Monday, January 10, 2011

Improv Lyric Analysis: A Twist on the Old Standard!

Several weeks ago I worked with a group of inpatient clients with psychiatric disorders.  They were male patients with a range of issues related to depression, bi-polar disorder, schizophrenia and other mood disorders. My group was under the category of "music expression" with the goal of facilitating improved communication, social and cognitive skills.  I have tried many different activities with this group and this activity just seemed to go really well.  I think the idea has many opportunities to be used in other settings, so I wanted to share.

Lyric analysis is the process of listening to a song and then having guided dialogging about the lyrics.  Songs have an amazing ability to break down barriers in group discussions and often lead to much better client insight than topical discussions without using music.  Under normal conditions, the therapist chooses a song that has meaningful lyrics and provides a recording or live rendition of the song for the group.  Usually the therapist also provides lyric sheets for all the participants to facilitate the discussion.  My idea for a lyric analysis group was to allow the clients to choose the song to analyze right on the spot!  This may sound a little risky but I did create some structure for the activity!

1.  Choose a set of recordings that include a wide variety of genres.
2.  Each participant will  need his/her own music playing device.
3.  The therapist will need a boombox or other free-field music player.
4.  Print out the Improv Lyric Analysis question sheet for each participant.*

The clients begin by listening to any songs of their choice.  You should give them at least ten minutes to browse through the song collections and find a song that they want to use.  Provide them with brief instructions to find a song that has words that they like.  After they find a song, give each person a few more minutes to listen closely to that song's lyrics and answer the questions on the Improv Lyric Analysis sheet to the best of their ability.

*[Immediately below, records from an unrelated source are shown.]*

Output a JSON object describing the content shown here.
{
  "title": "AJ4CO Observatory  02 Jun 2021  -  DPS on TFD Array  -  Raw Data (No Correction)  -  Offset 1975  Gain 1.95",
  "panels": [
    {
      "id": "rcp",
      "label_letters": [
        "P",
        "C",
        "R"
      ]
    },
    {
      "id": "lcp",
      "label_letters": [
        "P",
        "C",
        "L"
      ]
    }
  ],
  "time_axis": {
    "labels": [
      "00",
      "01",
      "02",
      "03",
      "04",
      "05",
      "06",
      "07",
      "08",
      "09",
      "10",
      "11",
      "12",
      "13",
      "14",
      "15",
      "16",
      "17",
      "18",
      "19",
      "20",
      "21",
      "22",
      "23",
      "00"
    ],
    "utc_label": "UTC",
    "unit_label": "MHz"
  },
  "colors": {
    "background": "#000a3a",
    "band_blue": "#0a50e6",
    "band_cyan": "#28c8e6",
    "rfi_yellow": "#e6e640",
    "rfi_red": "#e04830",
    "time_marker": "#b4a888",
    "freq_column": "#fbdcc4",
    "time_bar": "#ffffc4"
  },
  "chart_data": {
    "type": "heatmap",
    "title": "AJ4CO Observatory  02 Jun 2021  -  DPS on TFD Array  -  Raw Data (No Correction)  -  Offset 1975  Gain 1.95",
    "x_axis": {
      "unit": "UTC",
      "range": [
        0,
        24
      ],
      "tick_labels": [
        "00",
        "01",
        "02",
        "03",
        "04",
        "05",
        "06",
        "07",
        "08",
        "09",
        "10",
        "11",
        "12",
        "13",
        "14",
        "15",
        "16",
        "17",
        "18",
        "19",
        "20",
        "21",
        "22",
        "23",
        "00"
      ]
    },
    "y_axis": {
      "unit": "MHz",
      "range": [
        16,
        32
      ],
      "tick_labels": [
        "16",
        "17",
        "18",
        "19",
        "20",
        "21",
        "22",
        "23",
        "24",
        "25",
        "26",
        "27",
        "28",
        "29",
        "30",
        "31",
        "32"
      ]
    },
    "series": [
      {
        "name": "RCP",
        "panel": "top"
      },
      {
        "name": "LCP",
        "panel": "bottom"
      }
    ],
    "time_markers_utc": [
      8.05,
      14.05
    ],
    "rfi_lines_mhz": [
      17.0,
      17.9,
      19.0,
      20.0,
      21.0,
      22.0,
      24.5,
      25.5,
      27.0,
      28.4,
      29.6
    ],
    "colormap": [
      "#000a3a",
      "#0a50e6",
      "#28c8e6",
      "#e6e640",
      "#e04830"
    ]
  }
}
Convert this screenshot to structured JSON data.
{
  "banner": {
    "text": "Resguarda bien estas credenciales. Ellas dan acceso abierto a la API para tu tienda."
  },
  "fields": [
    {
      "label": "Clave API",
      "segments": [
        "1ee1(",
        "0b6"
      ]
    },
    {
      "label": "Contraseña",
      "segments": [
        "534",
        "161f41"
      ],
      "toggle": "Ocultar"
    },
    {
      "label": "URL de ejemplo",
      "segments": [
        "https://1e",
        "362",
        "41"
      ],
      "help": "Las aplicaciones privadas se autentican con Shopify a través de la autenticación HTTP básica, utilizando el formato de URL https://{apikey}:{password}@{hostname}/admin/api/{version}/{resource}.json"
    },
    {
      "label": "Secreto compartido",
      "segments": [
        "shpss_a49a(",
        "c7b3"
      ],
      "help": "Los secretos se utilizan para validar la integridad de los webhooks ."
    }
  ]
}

Present each participant's chosen song to the group by listening to the song and having the participant talk about the answers to the questions.  In my experiences there was much material for discussion and the ideas were easily transferred to clinical goals for each patient.  All of the people in my group seemed to enjoy the activity.  The ability for them to make choices and the chance to examine song lyrics they may have not noticed before were some of the preferred actions that the patients told me that they liked.

I think that this same activity would be great for junior high school and high school classes, either a functional academics level of special education or a behavioral intervention setting.  Giving clients choices, especially when it has to do with preferred music is usually a very effective component of a successful therapeutic group.

Here are the questions I handed out:

1. Why did you pick this song?
2. What words or lyrics did you like in this song?
3. How do you feel when you listen to this song?
4. What other songs do you like by this artist/band?
5. Who would you recommend listen to this song?
6. Now draw how you feel when you listen to this song...**

**Extension:  I added an art experience to my group by having them draw a picture that represented how they felt when listening to their chosen song.

Please let me know if you try this in a school setting!  I would like to hear how it goes.  You don't have to be a music therapist to do it.  I think teachers could find ways to use the activity to address writing and language skills.  Speech therapists might use the activity to improve communication skills specific to social and group settings.  Adapt and enjoy!